O relator defendeu que a nova orientação do STF sobre foro privilegiado tenha aplicação imediata, inclusive nos casos já em andamento ou em fase final, com encaminhamento de ações de instâncias inferiores ao Supremo. Gilmar rejeitou o pedido da PGR para limitar esses efeitos e foi acompanhado por Moraes.
Se o entendimento de Gilmar e Moraes for seguido pela maioria dos ministros, o foro privilegiado entrará em vigor mesmo após a saída da autoridade, desde que o crime esteja relacionado às funções exercidas. Com isso, os processos que atualmente estão em primeira instância poderiam seguir para tribunais superiores, e as investigações já em andamento no STF ou no STJ continuariam nesses tribunais, mesmo que o mandato ou cargo tenha terminado.
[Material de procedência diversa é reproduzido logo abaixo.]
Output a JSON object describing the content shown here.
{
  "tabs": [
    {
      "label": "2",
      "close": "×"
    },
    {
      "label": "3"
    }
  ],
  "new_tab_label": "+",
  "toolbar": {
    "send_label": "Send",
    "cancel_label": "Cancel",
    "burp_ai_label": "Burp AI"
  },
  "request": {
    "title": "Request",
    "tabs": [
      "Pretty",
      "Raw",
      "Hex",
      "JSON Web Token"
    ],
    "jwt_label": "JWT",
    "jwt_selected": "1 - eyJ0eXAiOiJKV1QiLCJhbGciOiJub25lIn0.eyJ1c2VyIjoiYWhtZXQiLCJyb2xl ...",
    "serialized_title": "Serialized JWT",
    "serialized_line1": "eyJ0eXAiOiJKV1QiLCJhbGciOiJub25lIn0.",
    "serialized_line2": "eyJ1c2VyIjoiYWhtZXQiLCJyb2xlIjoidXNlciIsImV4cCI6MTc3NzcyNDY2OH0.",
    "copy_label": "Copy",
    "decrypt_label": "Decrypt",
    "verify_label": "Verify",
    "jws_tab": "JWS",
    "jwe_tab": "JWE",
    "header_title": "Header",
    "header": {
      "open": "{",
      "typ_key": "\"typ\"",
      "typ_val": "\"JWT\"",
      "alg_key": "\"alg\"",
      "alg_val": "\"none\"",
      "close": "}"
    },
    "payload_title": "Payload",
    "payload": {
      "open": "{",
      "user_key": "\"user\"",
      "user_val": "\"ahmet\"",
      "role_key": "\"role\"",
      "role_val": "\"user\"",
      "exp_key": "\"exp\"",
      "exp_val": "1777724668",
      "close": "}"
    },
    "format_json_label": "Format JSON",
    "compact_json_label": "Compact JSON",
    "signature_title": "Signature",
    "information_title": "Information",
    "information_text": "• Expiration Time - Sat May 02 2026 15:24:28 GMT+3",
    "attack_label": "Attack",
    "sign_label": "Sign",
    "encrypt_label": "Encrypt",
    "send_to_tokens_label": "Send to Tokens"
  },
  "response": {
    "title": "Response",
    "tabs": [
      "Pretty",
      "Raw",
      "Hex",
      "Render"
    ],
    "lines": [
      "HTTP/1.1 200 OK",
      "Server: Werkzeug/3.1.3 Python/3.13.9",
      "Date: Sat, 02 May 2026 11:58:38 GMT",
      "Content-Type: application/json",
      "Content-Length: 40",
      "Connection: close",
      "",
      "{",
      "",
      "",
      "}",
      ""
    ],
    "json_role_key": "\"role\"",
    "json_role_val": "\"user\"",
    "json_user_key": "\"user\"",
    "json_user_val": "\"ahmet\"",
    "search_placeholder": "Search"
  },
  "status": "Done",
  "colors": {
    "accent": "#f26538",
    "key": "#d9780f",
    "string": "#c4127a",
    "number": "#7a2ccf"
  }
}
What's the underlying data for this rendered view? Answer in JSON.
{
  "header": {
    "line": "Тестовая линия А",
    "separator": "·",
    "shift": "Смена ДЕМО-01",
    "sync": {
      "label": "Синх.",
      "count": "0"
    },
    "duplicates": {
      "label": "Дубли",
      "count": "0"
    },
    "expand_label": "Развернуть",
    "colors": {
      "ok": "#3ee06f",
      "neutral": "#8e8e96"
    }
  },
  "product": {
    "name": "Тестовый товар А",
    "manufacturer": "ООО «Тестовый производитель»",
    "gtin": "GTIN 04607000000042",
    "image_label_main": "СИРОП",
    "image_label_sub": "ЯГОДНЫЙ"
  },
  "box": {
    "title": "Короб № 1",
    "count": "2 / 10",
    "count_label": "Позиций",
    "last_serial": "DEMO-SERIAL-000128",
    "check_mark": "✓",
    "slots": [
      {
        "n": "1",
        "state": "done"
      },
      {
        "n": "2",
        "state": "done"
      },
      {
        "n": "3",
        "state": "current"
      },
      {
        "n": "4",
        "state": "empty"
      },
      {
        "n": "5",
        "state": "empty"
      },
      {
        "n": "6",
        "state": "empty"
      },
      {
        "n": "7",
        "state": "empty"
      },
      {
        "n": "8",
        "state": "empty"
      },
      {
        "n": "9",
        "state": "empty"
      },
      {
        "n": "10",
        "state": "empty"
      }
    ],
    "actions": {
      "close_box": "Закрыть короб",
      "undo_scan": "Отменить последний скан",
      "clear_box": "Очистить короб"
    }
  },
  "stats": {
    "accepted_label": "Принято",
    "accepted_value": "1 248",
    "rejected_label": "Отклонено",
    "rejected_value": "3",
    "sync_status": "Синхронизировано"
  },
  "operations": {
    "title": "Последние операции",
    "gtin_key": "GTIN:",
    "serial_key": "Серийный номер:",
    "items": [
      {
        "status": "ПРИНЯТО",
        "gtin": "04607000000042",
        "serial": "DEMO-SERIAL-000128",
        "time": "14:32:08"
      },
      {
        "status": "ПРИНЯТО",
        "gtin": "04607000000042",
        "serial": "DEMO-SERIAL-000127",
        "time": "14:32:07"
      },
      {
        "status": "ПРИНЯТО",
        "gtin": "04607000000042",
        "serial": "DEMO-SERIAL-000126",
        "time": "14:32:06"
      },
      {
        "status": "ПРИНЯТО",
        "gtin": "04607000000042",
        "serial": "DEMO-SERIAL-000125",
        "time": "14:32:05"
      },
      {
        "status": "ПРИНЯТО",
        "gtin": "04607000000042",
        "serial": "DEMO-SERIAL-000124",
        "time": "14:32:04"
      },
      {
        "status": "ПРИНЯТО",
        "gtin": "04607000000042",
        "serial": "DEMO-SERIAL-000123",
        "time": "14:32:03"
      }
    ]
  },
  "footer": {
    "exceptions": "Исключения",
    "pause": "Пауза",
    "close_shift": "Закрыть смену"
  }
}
Na prática, isso significa que ex-deputados, ex-governadores, juízes aposentados e demais autoridades que cometeram crimes funcionais poderão ser julgados diretamente pelos tribunais superiores, caso os fatos tenham relação com o cargo. A mudança valeria também para os casos em que o processo ainda não foi aberto ou está em fase inicial.
Em 2018, o STF havia decidido limitar o foro privilegiado, permitindo sua aplicação apenas aos crimes cometidos durante o mandato e vinculados às funções do cargo. Em março deste ano, porém, o Tribunal mudou esse posicionamento e passou a entender que, se o crime estiver diretamente relacionado ao exercício da função, a competência poderá continuar válida mesmo após o término do mandato ou ocupação do cargo.
As regras aplicam-se a todas as autoridades com prerrogativas, incluindo magistrados, membros do Ministério Público, Tribunais de Contas, Forças Armadas e da carreira diplomática.